Well, the documents keep coming our way on behalf of the increasingly forgotten Financial World. Back in 2010, we focused on the idea that if Utah could lose track of the people it was spending money to reach, that couldn’t be a good sign. Worse yet, if this is the case in Utah -- one of the nation’s most data-proficient states -- we have to believe that many other states are making far more significant, and potentially wasteful, mistakes. (And by the way, we sure hope that Utah doesn’t drop us from its mailing lists. But the state should probably know that the materials are being used for Governing, a real-live publication.)
Workplace injuries and illnesses have been dropping for well over a decade now. There was a bit of a blip upwards in 2012, but otherwise, the per capita injury rate has diminished each year since the early 2000s.
That’s good news -- but the rate of injuries and illnesses among state and local government workers combined was still 5.2 cases per 100 full-time workers in 2013; a good deal more than a 3.9 rate in the private sector, according to the Bureau of Labor Statistics.
But states and localities can make still more progress. Take a look at the work being done in Berkeley, Calif. Aggressive emphasis there on employee safety training helped it reduce claims by about 18 percent from fiscal years 2013 to 2014.

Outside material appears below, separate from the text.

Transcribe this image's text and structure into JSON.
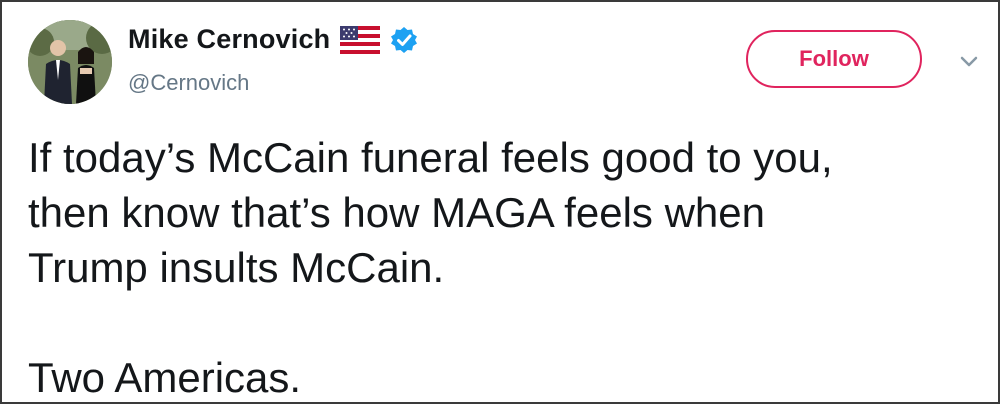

In a recent report to the city council, Berkeley's audit shop provided recommendations for further progress in its police department -- but the ideas are widely applicable. The key, according to the report, is an intense focus on targeted data collection and analysis to pinpoint the cause of injuries and prevent them. The report also recommended heightened training for supervisors in investigating the cause of injuries and greater communication between the police department and the department of human resources.
As people debate the pros and cons of Medicaid expansion, here’s a pro for the cons (by which we mean convicts). Prison inmates aren’t covered by Medicaid for ordinary medical needs. But they are covered for hospitalizations that exceed 24 hours in length. Because of this, states that have expanded Medicaid have the ability to save on inmate hospitalization costs. That’s because Medicaid includes a substantial federal match. In Kansas, for example, an oversight committee heard last month that expansion would save $1.6 million annually for newly covered incarcerated individuals.
Back in the days of the Recovery Act, there was a lot of talk about funding “shovel-ready projects.” That’s still a phrase that we hear states and cities using when they’re thinking about investing money in infrastructure. But there’s a hazard that sometimes state and local officials play fast and loose with the meaning of shovel ready.
A November article in the Philadelphia Inquirer pointed to that problem in New Jersey. Apparently, some of the shovel-ready projects approved by the state a couple of years ago haven’t even begun to move forward.
As the newspaper reported, “Rutgers University-Camden, for example, still doesn’t own the land where it intends to build a nursing and science building with more than $46.8 million in state funding. Construction is expected to begin in March, a year and five months after its proposed start.”